Вот основная здоровая, широкая и ясная мысль, которую нужно усвоить, говоря об этих двух равноценных голландских знаменитостях, прежде чем идти дальше. Разберемся в этом хорошенько и представим себе в общих чертах славную республику, запечатленную двумя этими плодовитыми портретистами, и у нас останется достаточная свобода для изображения пейзажей, животных, интерьеров и философских сюжетов. Пожалуйста, следи получше за ходом моих рассуждений — я ведь стараюсь изложить все как можно проще. Покрепче вбей себе в голову имя мастера Франса Хальса, создателя разнообразных портретов, художника целой республики, мужественной, живой и бессмертной. То же и так же крепко сделай и с не менее всеобъемлющим и великим портретистом голландской республики, с Рембрандтом ван Рейном, человеком широким и привязанным к натуре, здоровым, как сам Хальс.

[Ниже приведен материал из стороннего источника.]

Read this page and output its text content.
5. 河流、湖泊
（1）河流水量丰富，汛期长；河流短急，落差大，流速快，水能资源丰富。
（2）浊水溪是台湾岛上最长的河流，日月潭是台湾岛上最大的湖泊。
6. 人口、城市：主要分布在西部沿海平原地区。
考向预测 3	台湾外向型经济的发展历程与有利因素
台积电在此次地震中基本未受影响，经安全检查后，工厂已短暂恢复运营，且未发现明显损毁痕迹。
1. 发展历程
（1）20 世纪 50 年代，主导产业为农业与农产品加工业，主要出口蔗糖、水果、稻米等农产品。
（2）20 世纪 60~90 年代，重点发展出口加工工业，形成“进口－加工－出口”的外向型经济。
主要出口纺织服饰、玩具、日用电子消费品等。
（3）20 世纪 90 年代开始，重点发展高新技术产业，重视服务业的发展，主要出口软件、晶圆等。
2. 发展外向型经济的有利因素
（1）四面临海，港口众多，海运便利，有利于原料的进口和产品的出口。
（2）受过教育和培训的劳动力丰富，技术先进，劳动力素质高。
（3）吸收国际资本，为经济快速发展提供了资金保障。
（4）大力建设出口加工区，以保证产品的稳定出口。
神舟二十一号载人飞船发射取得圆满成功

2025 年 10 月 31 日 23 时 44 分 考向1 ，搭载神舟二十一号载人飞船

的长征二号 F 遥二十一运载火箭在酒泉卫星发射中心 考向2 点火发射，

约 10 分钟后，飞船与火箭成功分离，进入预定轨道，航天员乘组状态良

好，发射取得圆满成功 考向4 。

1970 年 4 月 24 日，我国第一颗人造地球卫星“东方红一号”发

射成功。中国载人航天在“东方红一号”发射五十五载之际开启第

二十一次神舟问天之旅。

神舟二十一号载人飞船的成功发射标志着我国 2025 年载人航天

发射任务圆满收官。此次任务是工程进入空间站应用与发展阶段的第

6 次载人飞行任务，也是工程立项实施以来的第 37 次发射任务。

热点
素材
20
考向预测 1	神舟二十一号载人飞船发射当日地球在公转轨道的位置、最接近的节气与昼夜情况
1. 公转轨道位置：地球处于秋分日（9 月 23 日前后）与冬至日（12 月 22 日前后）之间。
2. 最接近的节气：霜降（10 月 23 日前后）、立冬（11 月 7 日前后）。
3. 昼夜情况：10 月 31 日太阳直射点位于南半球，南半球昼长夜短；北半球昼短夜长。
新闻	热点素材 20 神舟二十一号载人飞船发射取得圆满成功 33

А затем ты увидишь, что к этому источнику, Рембрандту, восходят и его прямые, непосредственные ученики: Вермеер Дельфтский, Фабрициус, Николас Маас, Питер де Хоох, Боль и находящиеся под его влиянием Петтер, Рейсдаль, Остаде, Терборх. Я назвал Фабрициуса, хотя нам известны только два его полотна, но обхожу молчанием целую кучу других хороших художников и — подавно уж — стразы среди всех этих бриллиантов: довольно с нас и того, что эти подделки укоренились в вульгарных французских черепах. Не слишком ли мудрено я выражаюсь, дорогой Бернар? На этот раз я пытаюсь объяснить тебе нечто великое и простое: живопись человечества, точнее, целой республики, через простой портрет. Это основное. А все прочее — магия, Христос, обнаженные женщины, с которыми мы иногда сталкиваемся у Рембрандта, весьма интересно, но не суть важно. И пусть Бодлер не суетное в эту область: слова у него звучные, но пустые. * Будем видеть в Бодлере то, что он есть, — современного поэта, вроде Мюссе, и пусть он нас оставит в покое там, где речь идет о живописи. Твой рисунок «Похоть» нравится мне меньше, чем другие. «Дерево», напротив, мне по душе: в нем много движения.

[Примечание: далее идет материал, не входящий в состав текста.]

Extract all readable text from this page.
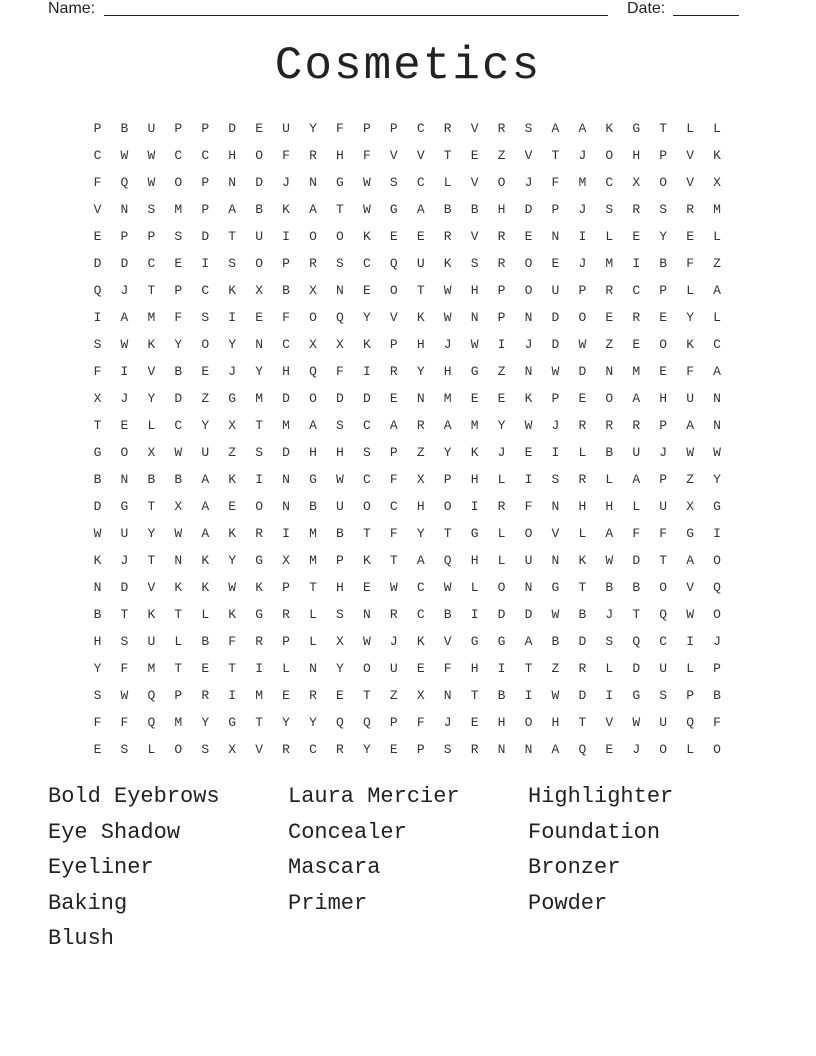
Name:	Date:
Cosmetics
P	B	U	P	P	D	E	U	Y	F	P	P	C	R	V	R	S	A	A	K	G	T	L	L
C	W	W	C	C	H	O	F	R	H	F	V	V	T	E	Z	V	T	J	O	H	P	V	K
F	Q	W	O	P	N	D	J	N	G	W	S	C	L	V	O	J	F	M	C	X	O	V	X
V	N	S	M	P	A	B	K	A	T	W	G	A	B	B	H	D	P	J	S	R	S	R	M
E	P	P	S	D	T	U	I	O	O	K	E	E	R	V	R	E	N	I	L	E	Y	E	L
D	D	C	E	I	S	O	P	R	S	C	Q	U	K	S	R	O	E	J	M	I	B	F	Z
Q	J	T	P	C	K	X	B	X	N	E	O	T	W	H	P	O	U	P	R	C	P	L	A
I	A	M	F	S	I	E	F	O	Q	Y	V	K	W	N	P	N	D	O	E	R	E	Y	L
S	W	K	Y	O	Y	N	C	X	X	K	P	H	J	W	I	J	D	W	Z	E	O	K	C
F	I	V	B	E	J	Y	H	Q	F	I	R	Y	H	G	Z	N	W	D	N	M	E	F	A
X	J	Y	D	Z	G	M	D	O	D	D	E	N	M	E	E	K	P	E	O	A	H	U	N
T	E	L	C	Y	X	T	M	A	S	C	A	R	A	M	Y	W	J	R	R	R	P	A	N
G	O	X	W	U	Z	S	D	H	H	S	P	Z	Y	K	J	E	I	L	B	U	J	W	W
B	N	B	B	A	K	I	N	G	W	C	F	X	P	H	L	I	S	R	L	A	P	Z	Y
D	G	T	X	A	E	O	N	B	U	O	C	H	O	I	R	F	N	H	H	L	U	X	G
W	U	Y	W	A	K	R	I	M	B	T	F	Y	T	G	L	O	V	L	A	F	F	G	I
K	J	T	N	K	Y	G	X	M	P	K	T	A	Q	H	L	U	N	K	W	D	T	A	O
N	D	V	K	K	W	K	P	T	H	E	W	C	W	L	O	N	G	T	B	B	O	V	Q
B	T	K	T	L	K	G	R	L	S	N	R	C	B	I	D	D	W	B	J	T	Q	W	O
H	S	U	L	B	F	R	P	L	X	W	J	K	V	G	G	A	B	D	S	Q	C	I	J
Y	F	M	T	E	T	I	L	N	Y	O	U	E	F	H	I	T	Z	R	L	D	U	L	P
S	W	Q	P	R	I	M	E	R	E	T	Z	X	N	T	B	I	W	D	I	G	S	P	B
F	F	Q	M	Y	G	T	Y	Y	Q	Q	P	F	J	E	H	O	H	T	V	W	U	Q	F
E	S	L	O	S	X	V	R	C	R	Y	E	P	S	R	N	N	A	Q	E	J	O	L	O
Bold Eyebrows	Laura Mercier	Highlighter
Eye Shadow	Concealer	Foundation
Eyeliner	Mascara	Bronzer
Baking	Primer	Powder
Blush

Б 14 [Арль, начало августа 1888}
Я, оказывается, забыл ответить на твой вопрос, в Понт-Авене ли еще Гоген. Да, он еще там, и, если тебе придет охота написать ему, он, по-моему, будет очень рад. Он живет там до сих пор и, вероятно, переберется ко мне сюда, как только один из нас раздобудет деньги на его переезд.

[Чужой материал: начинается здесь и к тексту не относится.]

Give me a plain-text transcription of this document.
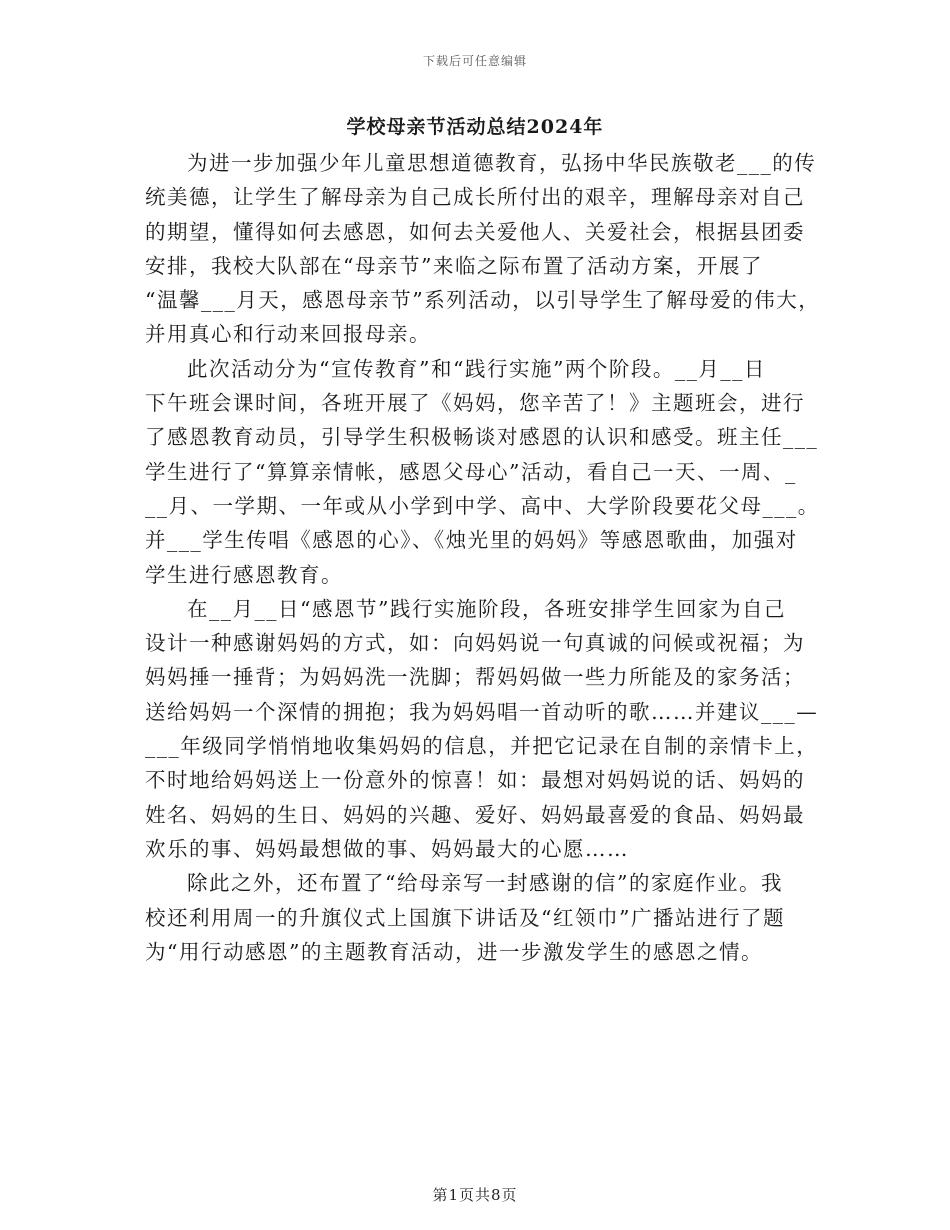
下载后可任意编辑
学校母亲节活动总结2024年
为进一步加强少年儿童思想道德教育，弘扬中华民族敬老___的传
统美德，让学生了解母亲为自己成长所付出的艰辛，理解母亲对自己
的期望，懂得如何去感恩，如何去关爱他人、关爱社会，根据县团委
安排，我校大队部在“母亲节”来临之际布置了活动方案，开展了
“温馨___月天，感恩母亲节”系列活动，以引导学生了解母爱的伟大，
并用真心和行动来回报母亲。
此次活动分为“宣传教育”和“践行实施”两个阶段。__月__日
下午班会课时间，各班开展了《妈妈，您辛苦了！》主题班会，进行
了感恩教育动员，引导学生积极畅谈对感恩的认识和感受。班主任___
学生进行了“算算亲情帐，感恩父母心”活动，看自己一天、一周、_
__月、一学期、一年或从小学到中学、高中、大学阶段要花父母___。
并___学生传唱《感恩的心》、《烛光里的妈妈》等感恩歌曲，加强对
学生进行感恩教育。
在__月__日“感恩节”践行实施阶段，各班安排学生回家为自己
设计一种感谢妈妈的方式，如：向妈妈说一句真诚的问候或祝福；为
妈妈捶一捶背；为妈妈洗一洗脚；帮妈妈做一些力所能及的家务活；
送给妈妈一个深情的拥抱；我为妈妈唱一首动听的歌……并建议___—
___年级同学悄悄地收集妈妈的信息，并把它记录在自制的亲情卡上，
不时地给妈妈送上一份意外的惊喜！如：最想对妈妈说的话、妈妈的
姓名、妈妈的生日、妈妈的兴趣、爱好、妈妈最喜爱的食品、妈妈最
欢乐的事、妈妈最想做的事、妈妈最大的心愿……
除此之外，还布置了“给母亲写一封感谢的信”的家庭作业。我
校还利用周一的升旗仪式上国旗下讲话及“红领巾”广播站进行了题
为“用行动感恩”的主题教育活动，进一步激发学生的感恩之情。
第1页共8页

Не думаю, что вопрос о голландцах, который мы обсуждали с тобой в последнее время, лишен интереса. Всякий раз, когда речь заходит о мужественности, оригинальности, о каком бы то ни было соответствии природе, крайне интересно проверить это на них. Но, прежде всего, поговорим о тебе, о двух твоих натюрмортах и двух портретах твоей бабушки. Сделал ли ты в жизни что-либо лучшее и был ли когда-нибудь больше самим собой? По-моему, нет. Для того, чтобы творить по-настоящему, иногда достаточно глубокого изучения первого попавшегося под руку предмета или первого встречного. Знаешь, отчего мне так нравятся эти твои три-четыре этюда? В них есть нечто устойчивое, мудрое, основательное и уверенное в себе. Ты никогда не был ближе к Рембрандту, чем на этот раз, дорогой. В мастерской Рембрандта, этого несравненного сфинкса, Вермеер Дельфтский обрел ту основательную технику, которая никем не была превзойдена и которую теперь силятся отыскать снова. Наш брат мыслит и работает цветом, старики голландцы — светотенью и валерами. Но что нам до этих различий, когда все дело в том, чтобы ярче выразить самого себя?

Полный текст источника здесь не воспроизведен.